I knew quickly that I wanted to marry him. around new year's we so very tentatively brought up the topic of marriage. I had it on my mind when I came back from christmas in california. I could hear the questioning of friends and family over break asking if we were going to get married. my grandma's question (bless her heart) was the best/worst: "laurel, do you want to bear his children??" boom! she just skipped that marriage question and went straight for the big one. I didn't tell phil about her inquisition until much later. talk about scaring a guy away, huh? but, he had marriage on his mind too. we talked about it late one night (in that old toyota tercel), the words coming so carefully and vulnerably out of our mouths as though we were entering an unknown frontier. we toyed with a date. it was surreal. 


and then we got engaged. that was two years ago today.
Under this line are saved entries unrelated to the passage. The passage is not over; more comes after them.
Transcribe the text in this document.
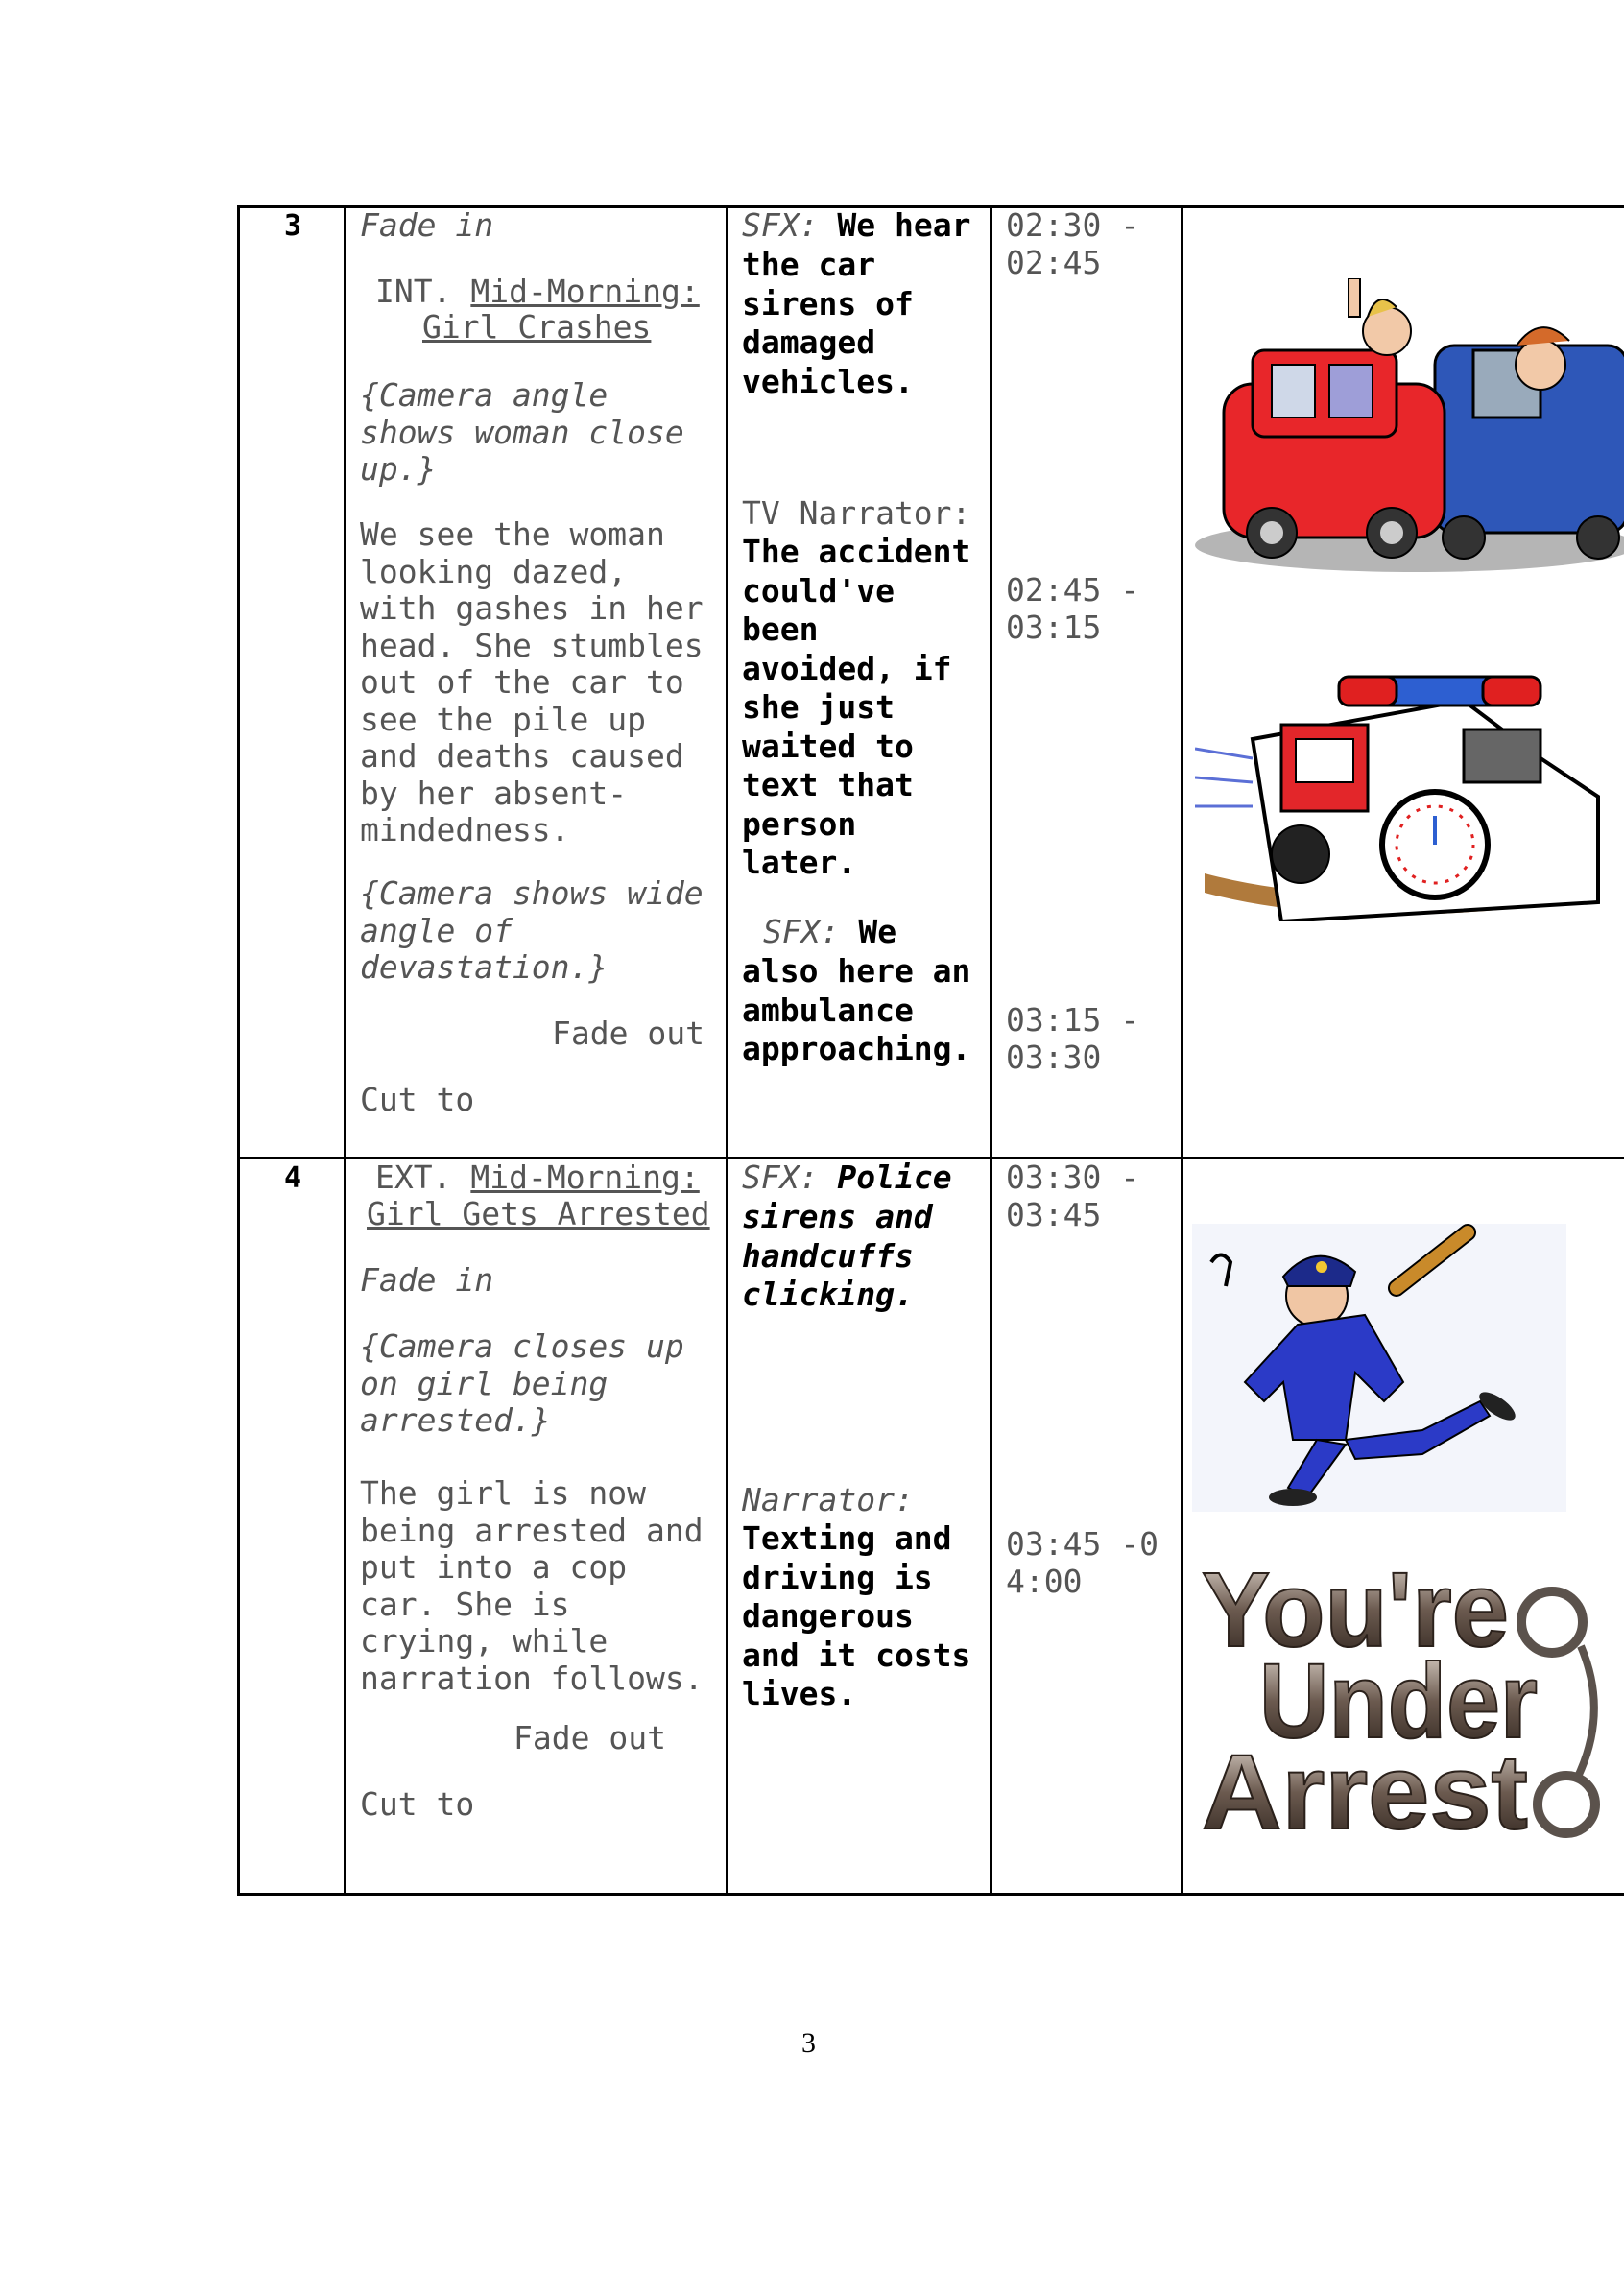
3 Fade in
INT. Mid-Morning:
Girl Crashes
{Camera angle
shows woman close
up.}
We see the woman
looking dazed,
with gashes in her
head. She stumbles
out of the car to
see the pile up
and deaths caused
by her absent-
mindedness.
{Camera shows wide
angle of
devastation.}
Fade out
Cut to
SFX: We hear
the car
sirens of
damaged
vehicles.
TV Narrator:
The accident
could've
been
avoided, if
she just
waited to
text that
person
later.
SFX: We
also here an
ambulance
approaching.
02:30 -
02:45
02:45 -
03:15
03:15 -
03:30
4 EXT. Mid-Morning:
Girl Gets Arrested
Fade in
{Camera closes up
on girl being
arrested.}
The girl is now
being arrested and
put into a cop
car. She is
crying, while
narration follows.
Fade out
Cut to
SFX: Police
sirens and
handcuffs
clicking.
Narrator:
Texting and
driving is
dangerous
and it costs
lives.
03:30 -
03:45
03:45 -0
4:00	You're
Under
Arrest
3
I had no idea then the extent of what I know now: I married the very best of men. philip is a rock. he is so diligent, so understanding, so kind, so good. he is my sweet husband and simon's sweet papa. it's neat to reflect on when we dated and our engagement and how we enjoyed discovering each other and our likes and dislikes and our best stories and funniest experiences. we know all those things now (though I love when I hear his stories again and again, anticipating the laughter of someone else who doesn't know), and even though we may be past the parts full of flirt and giddiness and starry eyes and newness, I wouldn't trade in the comfort and closeness and complete trust and this love that we have built together since those beginning days for anything. it has all been part of making this wonderful whole that keeps growing, layer upon beautiful layer.   
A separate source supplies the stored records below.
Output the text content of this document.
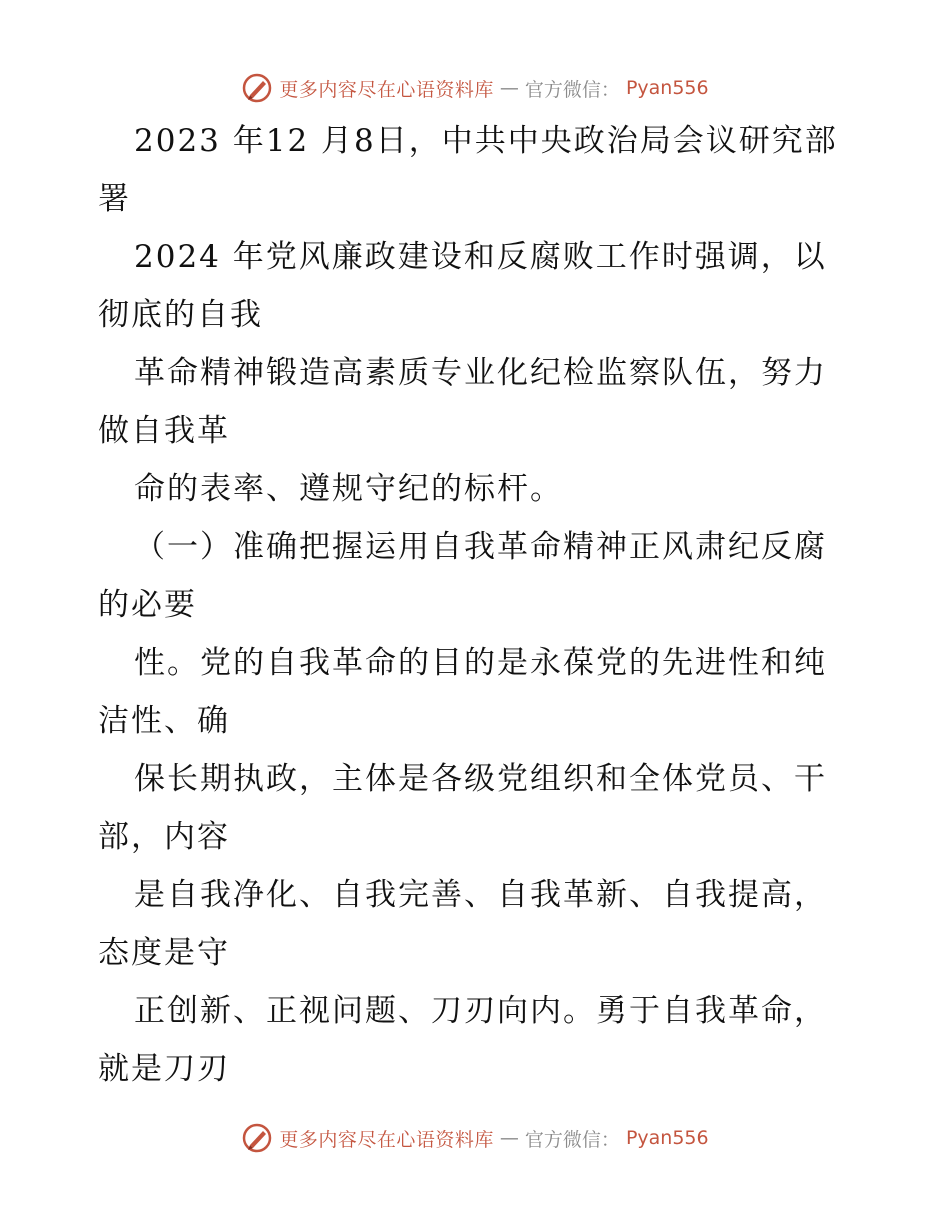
更多内容尽在心语资料库 — 官方微信： Pyan556
2023 年12 月8日，中共中央政治局会议研究部
署
2024 年党风廉政建设和反腐败工作时强调，以
彻底的自我
革命精神锻造高素质专业化纪检监察队伍，努力
做自我革
命的表率、遵规守纪的标杆。
（一）准确把握运用自我革命精神正风肃纪反腐
的必要
性。党的自我革命的目的是永葆党的先进性和纯
洁性、确
保长期执政，主体是各级党组织和全体党员、干
部，内容
是自我净化、自我完善、自我革新、自我提高，
态度是守
正创新、正视问题、刀刃向内。勇于自我革命，
就是刀刃
更多内容尽在心语资料库 — 官方微信： Pyan556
all this to say, happy valentines to my forever boyfriend, fiancé and husband.

Saturday, February 8, 2014

oh, hey.

this week has been a bit dreary weather-wise, but
I'm strangely relieved by the fact that it finally feels like
winter around here. not that I am a big fan of winter (ha. no.),
just that it seems more natural for snow and rain to be
around in february then temperatures in the high 40's.

highlights of the week:
- phil: receiving a sweet grant for the project he is working on.
- me: starting on a new, exciting project with a french professor and 
getting a free lunch out of it
-simon: learning how to reach out and hit the dangling elephants on his mobile
- phil: going to a basketball game with his brother
- me: beginning half marathon training (so far, so good! news: I can run.)
- simon: cooing more and discovering that his hands taste good
- phil and I finally having friends over for dinner
- butternut squash soup. I conquered that gourd.
-figure skating. I love triple axles and those turns that make their legs look like jelly.
- phil: making/eating cream cheese brownies.
- me: getting a electric breast pump (tmi much, laurel? yes, but
 my life more or less revolves around someone, you know, eating. and 
this little machine is this week's miracle.)
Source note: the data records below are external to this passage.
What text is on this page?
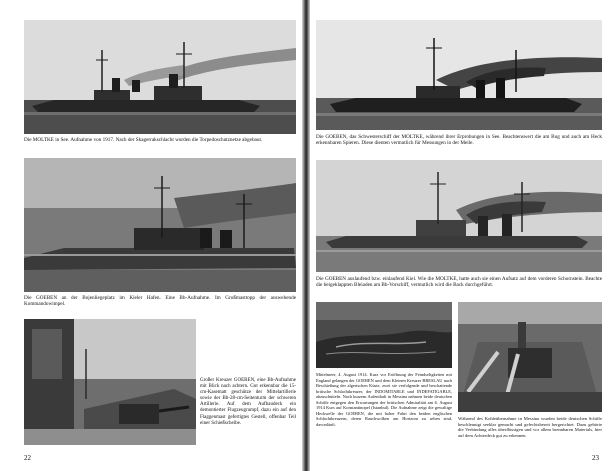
Die MOLTKE in See. Aufnahme von 1917. Nach der Skagerrakschlacht wurden die Torpedoschutznetze abgebaut.
Die GOEBEN an der Bojenliegeplatz im Kieler Hafen. Eine Bb-Aufnahme. Im Großmasttopp der auswehende Kommandowimpel.
Großer Kreuzer GOEBEN, eine Bb-Aufnahme mit Blick nach achtern. Gut erkennbar die 15-cm-Kasematt geschütze der Mittelartillerie sowie der Bb-28-cm-Seitenturm der schweren Artillerie. Auf dem Aufbaudeck ein demontierter Flugzeugrumpf, dazu ein auf den Flaggenmast gefertigtes Gestell, offenbar Teil einer Schießscheibe.
22
Die GOEBEN, das Schwesterschiff der MOLTKE, während ihrer Erprobungen in See. Beachtenswert die am Bug und auch am Heck erkennbaren Spieren. Diese dienten vermutlich für Messungen in der Meile.
Die GOEBEN auslaufend bzw. einlaufend Kiel. Wie die MOLTKE, hatte auch sie einen Aufsatz auf dem vorderen Schornstein. Beachte die beigeklappten Bleiaden am Bb-Vorschiff, vermutlich wird die Back durchgeführt.
Mittelmeer, 4. August 1914. Kurz vor Eröffnung der Feindseligkeiten mit England gelangen der GOEBEN und dem Kleinen Kreuzer BRESLAU nach Beschießung der algerischen Küste, zwei sie verfolgende und beschattende britische Schlachtkreuzer, der INDOMITABLE und INDEFATIGABLE, abzuschütteln. Nach kurzem Aufenthalt in Messina nahmen beide deutschen Schiffe entgegen den Erwartungen der britischen Admiralität am 6. August 1914 Kurs auf Konstantinopel (Istanbul). Die Aufnahme zeigt die gewaltige Heckwelle der GOEBEN, die mit hoher Fahrt den beiden englischen Schlachtkreuzern, deren Rauchwolken am Horizont zu sehen sind, davonläuft.
Während des Kohleübernahme in Messina wurden beide deutschen Schiffe beschleunigt seeklar gemacht und gefechtsbereit hergerichtet. Dazu gehörte die Verbindung alles überflüssigen und vor allem brennbaren Materials, hier auf dem Achterdeck gut zu erkennen.
23
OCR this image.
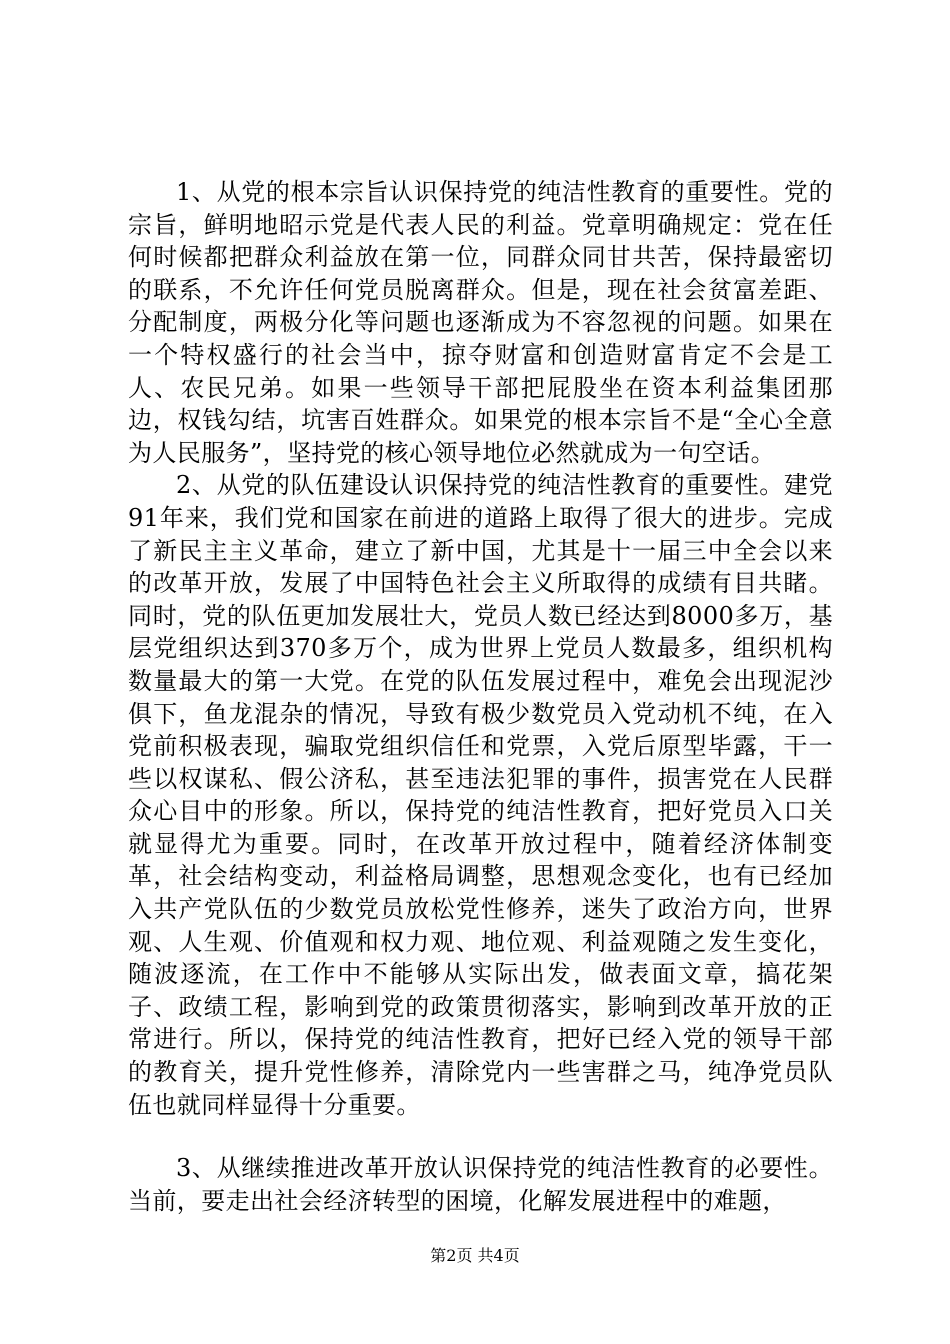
1、从党的根本宗旨认识保持党的纯洁性教育的重要性。党的宗旨，鲜明地昭示党是代表人民的利益。党章明确规定：党在任何时候都把群众利益放在第一位，同群众同甘共苦，保持最密切的联系，不允许任何党员脱离群众。但是，现在社会贫富差距、分配制度，两极分化等问题也逐渐成为不容忽视的问题。如果在一个特权盛行的社会当中，掠夺财富和创造财富肯定不会是工人、农民兄弟。如果一些领导干部把屁股坐在资本利益集团那边，权钱勾结，坑害百姓群众。如果党的根本宗旨不是“全心全意为人民服务”，坚持党的核心领导地位必然就成为一句空话。

2、从党的队伍建设认识保持党的纯洁性教育的重要性。建党91年来，我们党和国家在前进的道路上取得了很大的进步。完成了新民主主义革命，建立了新中国，尤其是十一届三中全会以来的改革开放，发展了中国特色社会主义所取得的成绩有目共睹。同时，党的队伍更加发展壮大，党员人数已经达到8000多万，基层党组织达到370多万个，成为世界上党员人数最多，组织机构数量最大的第一大党。在党的队伍发展过程中，难免会出现泥沙俱下，鱼龙混杂的情况，导致有极少数党员入党动机不纯，在入党前积极表现，骗取党组织信任和党票，入党后原型毕露，干一些以权谋私、假公济私，甚至违法犯罪的事件，损害党在人民群众心目中的形象。所以，保持党的纯洁性教育，把好党员入口关就显得尤为重要。同时，在改革开放过程中，随着经济体制变革，社会结构变动，利益格局调整，思想观念变化，也有已经加入共产党队伍的少数党员放松党性修养，迷失了政治方向，世界观、人生观、价值观和权力观、地位观、利益观随之发生变化，随波逐流，在工作中不能够从实际出发，做表面文章，搞花架子、政绩工程，影响到党的政策贯彻落实，影响到改革开放的正常进行。所以，保持党的纯洁性教育，把好已经入党的领导干部的教育关，提升党性修养，清除党内一些害群之马，纯净党员队伍也就同样显得十分重要。

3、从继续推进改革开放认识保持党的纯洁性教育的必要性。当前，要走出社会经济转型的困境，化解发展进程中的难题，

第2页 共4页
- phil/me/simon: saturday. we're always glad when it comes around.

^^ bless this calm and happy baby. 
^^ someone wanted to try on papa's suit pants. not quite his size yet...
^^ I'll just let you guess what happened to phil as he was changing
that sweet simon boy.
^^mossy tree outside the window
^^ rainy saturday afternoon nap
^^ post-nap window gazing




^^ little things around the house


^^date! we left the house to get froyo and ended up stopping
for some california exports (animal style) on the way.
^^phil gives me all his pickles.




^^yum
^^and the froyo with lots of mochi and boba

Saturday, February 1, 2014

this stage



round tummy, milky breath, quivering chin, falling asleep/drunk eyes,
little head buried down into his quilt, giving up and falling asleep during tummy time, 
post -naptime quiet staring, reflective eyes, bicycling feet, fine hair, kissable forehead, 
wimpers in his sleep (those baby dreams sometimes seem so tragic),big sighs, 
head back yawns, little chunky thighs, vigorous mid-nap binky sucking, 
wrapped up like a burrito, sweet arm stretches, cooing at the window, 
gummy open-mouthed grin, soft head to run my cheek across.

I love this newborn stage. I love this newborn.